A total of 1,407 people had Valletta registered as their last known residence before ending up homeless, according to recent data.

A YMCA Malta study revealed that between 2012 and 2022, the shelter opened its doors to 4,481 people, 31.4 per cent of who had Valletta registered as their place of residence.

Following Valletta, the most common locality listed by people seeking shelter are Birkirkara, Ħamrun, Cospicua, and Msida.

The study, ‘Homeless Human Evolution’ published last week, carried out a quantitative and retrospective analysis of homelessness in Malta over the past 10 years. The data is based on the figures and information supplied by people who sought shelter at YMCA Malta.

The shelter takes note of the place of residence indicated on people’s identification card when they first seek shelter. The report highlights that this does not mean that the person is still residing in said location and may have moved from one place to another, without changing the address on their identification card.

The second locality with the highest number of people seeking shelter is Birkirkara (3.9 per cent), a far stretch when compared to the figure for Valletta.  A total of 174 people previously resided or lived in Birkirkara before seeking help from the YMCA and over 160 people had their residence indicated as being Ħamrun.

A total of 156 people coming from both for Cospicua and Msida sought shelter with the YMCA.

The figures tally with recent statistics by the NSO, which show that 22.5 per cent of people living in the southern harbour region and 18.4 per cent of people living in the northern harbour region of Malta were at risk of poverty in 2020.

Cospicua and Valletta form part of the southern harbour region, while the northern harbour region includes Birkirkara, Ħamrun and Msida.

“Behind every number, there is a traumatic experience that cannot be explained in words, it must be lived to really comprehend the suffering of an individual that becomes homeless,” YMCA Malta CEO Anthony Camilleri told Times of Malta.

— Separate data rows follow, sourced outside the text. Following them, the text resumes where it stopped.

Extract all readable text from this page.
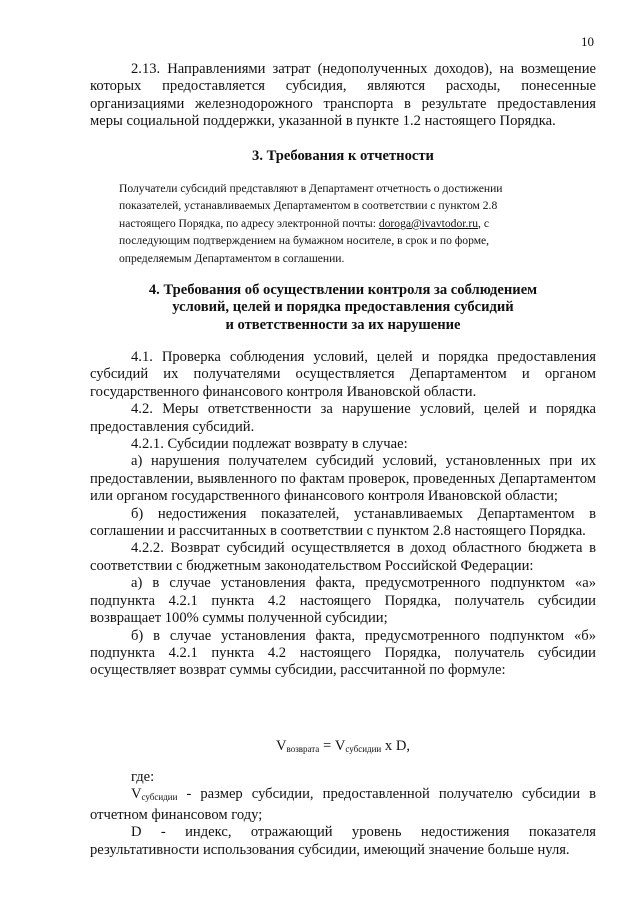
10

2.13. Направлениями затрат (недополученных доходов), на возмещение которых предоставляется субсидия, являются расходы, понесенные организациями железнодорожного транспорта в результате предоставления меры социальной поддержки, указанной в пункте 1.2 настоящего Порядка.

3. Требования к отчетности

Получатели субсидий представляют в Департамент отчетность о достижении показателей, устанавливаемых Департаментом в соответствии с пунктом 2.8 настоящего Порядка, по адресу электронной почты: doroga@ivavtodor.ru, с последующим подтверждением на бумажном носителе, в срок и по форме, определяемым Департаментом в соглашении.

4. Требования об осуществлении контроля за соблюдением
условий, целей и порядка предоставления субсидий
и ответственности за их нарушение

4.1. Проверка соблюдения условий, целей и порядка предоставления субсидий их получателями осуществляется Департаментом и органом государственного финансового контроля Ивановской области.

4.2. Меры ответственности за нарушение условий, целей и порядка предоставления субсидий.

4.2.1. Субсидии подлежат возврату в случае:

а) нарушения получателем субсидий условий, установленных при их предоставлении, выявленного по фактам проверок, проведенных Департаментом или органом государственного финансового контроля Ивановской области;

б) недостижения показателей, устанавливаемых Департаментом в соглашении и рассчитанных в соответствии с пунктом 2.8 настоящего Порядка.

4.2.2. Возврат субсидий осуществляется в доход областного бюджета в соответствии с бюджетным законодательством Российской Федерации:

а) в случае установления факта, предусмотренного подпунктом «а» подпункта 4.2.1 пункта 4.2 настоящего Порядка, получатель субсидии возвращает 100% суммы полученной субсидии;

б) в случае установления факта, предусмотренного подпунктом «б» подпункта 4.2.1 пункта 4.2 настоящего Порядка, получатель субсидии осуществляет возврат суммы субсидии, рассчитанной по формуле:

$V_{возврата} = V_{субсидии}$ x D,

где:

$V_{субсидии}$ - размер субсидии, предоставленной получателю субсидии в отчетном финансовом году;

D - индекс, отражающий уровень недостижения показателя результативности использования субсидии, имеющий значение больше нуля.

“We need to understand the need for national statistics as this data is only of clients we have worked with but, with just our data, there is an urgent need to safeguard those that are left behind. We need to narrow the gap between the rise of living costs and the rental market.”

Percentage of homelessness by locality.Percentage of homelessness by locality.

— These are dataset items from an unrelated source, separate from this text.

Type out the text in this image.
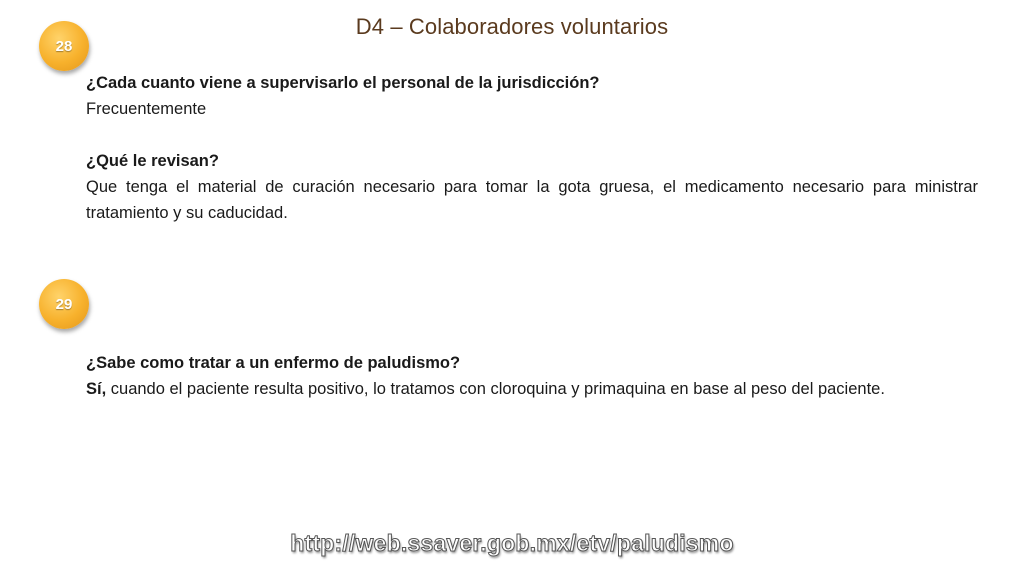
D4 – Colaboradores voluntarios
28

¿Cada cuanto viene a supervisarlo el personal de la jurisdicción?

Frecuentemente

¿Qué le revisan?

Que tenga el material de curación necesario para tomar la gota gruesa, el medicamento necesario para ministrar tratamiento y su caducidad.

29

¿Sabe como tratar a un enfermo de paludismo?

Sí, cuando el paciente resulta positivo, lo tratamos con cloroquina y primaquina en base al peso del paciente.

http://web.ssaver.gob.mx/etv/paludismo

People aged 18-34 becoming homeless

The YMCA data shows that the majority of people between the ages of 18-34 are the ones becoming homeless, a figure which is reflected also in the data regarding the previous residencies of those who end up roofless.

Out of the 1,407 who previously resided in Valletta, over 260 (18.75 per cent) people are between the ages of 18 and 24, followed by the 25 to 34 age group.

Birkirkara and Cospicua also saw a majority of young people ending up homeless.

Close to 53 per cent of Maltese, over and above the 47 per cent of non-Maltese, have been seeking accommodation over the past 10 years.

Despite this, in recent years, the percentage of Maltese seeking shelter at YMCA decreased, a nod to the growing foreign population in Malta. According to the census data, the foreign population increased by over 95,000 people.

Almost half – 47 per cent – of non-Maltese sought shelter during the past decade. The majority of non-Maltese nationalities seeking shelter are Somali, followed by Libyan, Eritrean, British and Sudanese.

Invest in NGOs and shelters

The study also delved into the reasons why referrals are not being accepted into YMCA shelters. Figures for the years 2018-2022 show that the main reason for people not being accepted is due to the shelters being full.

YMCA Malta runs three residential shelters. Dar Niki Cassar, which can take in 34 individuals, Y Communal Home, a shelter for 16 individuals, and Y Studio Flat, which is an independent residence, where two individuals can reside.

In the span of four years, over 400 people were not accepted into YMCA because the shelters were full.

“We need to invest in NGOs that are providing sheltered accommodations to continue providing such services,” Camilleri said.

“The cost is sometimes unbearable. It has also become very difficult to fundraise, considering NGOs are based on volunteering and donations.”

Other main reasons a person is refused is due to active substance abuse and consideration for the safety of other residents. Last year, 18 were turned away on such grounds – the same number the year before and 22 in 2020.